With this information alone, it would appear that hemp is federally illegal. However, this is not the case. Recent legislation titled the 2014 Farm Bill has clarified hemp is indeed legal.
2014 Farm Bill
The 2014 Farm Bill includes language that speaks specifically to hemp. Under this legislation, hemp and derivatives of the stalks and seed are legal as long as the final product contains less than 0.3% THC. As a reminder, THC is the intoxicating compound that produces the euphoric high marijuana is known for. The legal amount of THC is negligible and will not get you high.
Before the 2014 Farm Bill, CBD hemp oil could be imported but could not be sourced domestically. The 2014 Farm Bill authorizes universities and state departments of agriculture to grow hemp in states where the growth of hemp is legal. This has allowed domestic farmers to take advantage of the hemp industry and manufacturers to source within the United States.
CBD hemp oil manufacturers operate legally under the 2014 Farm Bill as long as the CBD oil is sourced properly. CBD oil must be sourced from hemp grown internationally or in states where hemp farming is legal. The CBD oil must be derived from hemp (not marijuana) and contain less than 0.3% THC.
You can determine the levels of THC in a product by checking the manufacturer’s certificate of analysis (COA). Every reputable source will provide a COA, if not on their website then by request.
The Future of Hemp Legislation
The 2014 Farm Bill clarifies the legality of hemp; yet, the legality of hemp is still misinterpreted. This is largely due to the presence of cannabis on the list of controlled substances.

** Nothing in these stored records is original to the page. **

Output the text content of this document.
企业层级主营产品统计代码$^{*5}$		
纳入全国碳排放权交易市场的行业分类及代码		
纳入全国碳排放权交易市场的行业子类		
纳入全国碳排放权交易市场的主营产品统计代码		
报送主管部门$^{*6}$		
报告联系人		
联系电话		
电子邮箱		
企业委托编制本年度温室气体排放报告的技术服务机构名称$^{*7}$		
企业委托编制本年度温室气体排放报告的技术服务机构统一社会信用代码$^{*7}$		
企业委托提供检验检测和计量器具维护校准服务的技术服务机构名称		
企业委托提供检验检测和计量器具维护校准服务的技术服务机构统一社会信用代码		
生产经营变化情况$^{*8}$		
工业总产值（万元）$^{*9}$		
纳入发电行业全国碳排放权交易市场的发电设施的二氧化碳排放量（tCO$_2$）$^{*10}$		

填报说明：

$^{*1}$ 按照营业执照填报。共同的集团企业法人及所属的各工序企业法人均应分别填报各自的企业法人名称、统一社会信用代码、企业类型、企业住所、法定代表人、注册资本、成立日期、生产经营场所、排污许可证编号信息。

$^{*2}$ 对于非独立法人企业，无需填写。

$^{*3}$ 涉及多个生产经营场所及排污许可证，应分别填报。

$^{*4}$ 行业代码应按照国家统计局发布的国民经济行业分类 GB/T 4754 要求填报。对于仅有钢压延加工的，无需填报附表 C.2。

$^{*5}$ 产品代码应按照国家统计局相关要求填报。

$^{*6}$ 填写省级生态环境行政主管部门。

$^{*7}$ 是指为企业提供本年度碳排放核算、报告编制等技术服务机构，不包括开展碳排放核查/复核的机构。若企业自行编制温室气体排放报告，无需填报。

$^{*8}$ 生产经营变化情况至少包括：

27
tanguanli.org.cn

Therefore, new legislation has been put on the table to end all confusion.
In April 2018, Senate Majority Leader Mitch McConnell (R-KY), along with Senators Ron Wyden (D-OR) and Jeff Merkley (D-OR), introduced the Hemp Farming Act of 2018. The proposed legislation would legalize hemp as an “agricultural commodity” and remove hemp from the Controlled Substances List.
The legislation defines hemp as “the plant Cannabis sativa L. and any part of that plant, including the seeds thereof and all derivatives, extracts, cannabinoids, isomers, acids, salts and salts of isomers, whether growing or not, with a delta-9 tetrahydrocannabinol concentration of not more than 0.3 percent on a dry weight basis.”
This language ensures all derivatives of the hemp plant, including CBD hemp oil, are clearly defined as legal.
If passed, the Hemp Farming Act of 2018 would also:
- Give states the opportunity to become the primary regulators of hemp
- Allow hemp researchers to apply for federal grants from the U.S. Department of Agriculture
- Remove restrictions on items such as banking access and water rights
- Make USDA research funding available to farmers
- Allow farmers to apply for crop insurance
Currently, we are waiting for the House/Senate conference committee to meet and resolve the differences between the Senate Farm Bill (which includes the Hemp Farming Act of 2018) and the House Farm Bill (which includes no hemp language.) We can encourage our lawmakers to support the Hemp Farming Act of 2018 by contacting them here.
Throughout the years, hemp legislation has been influenced by hemp’s relation to marijuana. While progress has been made, there is still more work to be done. As of now, CBD hemp oil is legal under the 2014 Farm Bill as long as it is sourced properly and contains less than 0.3% THC.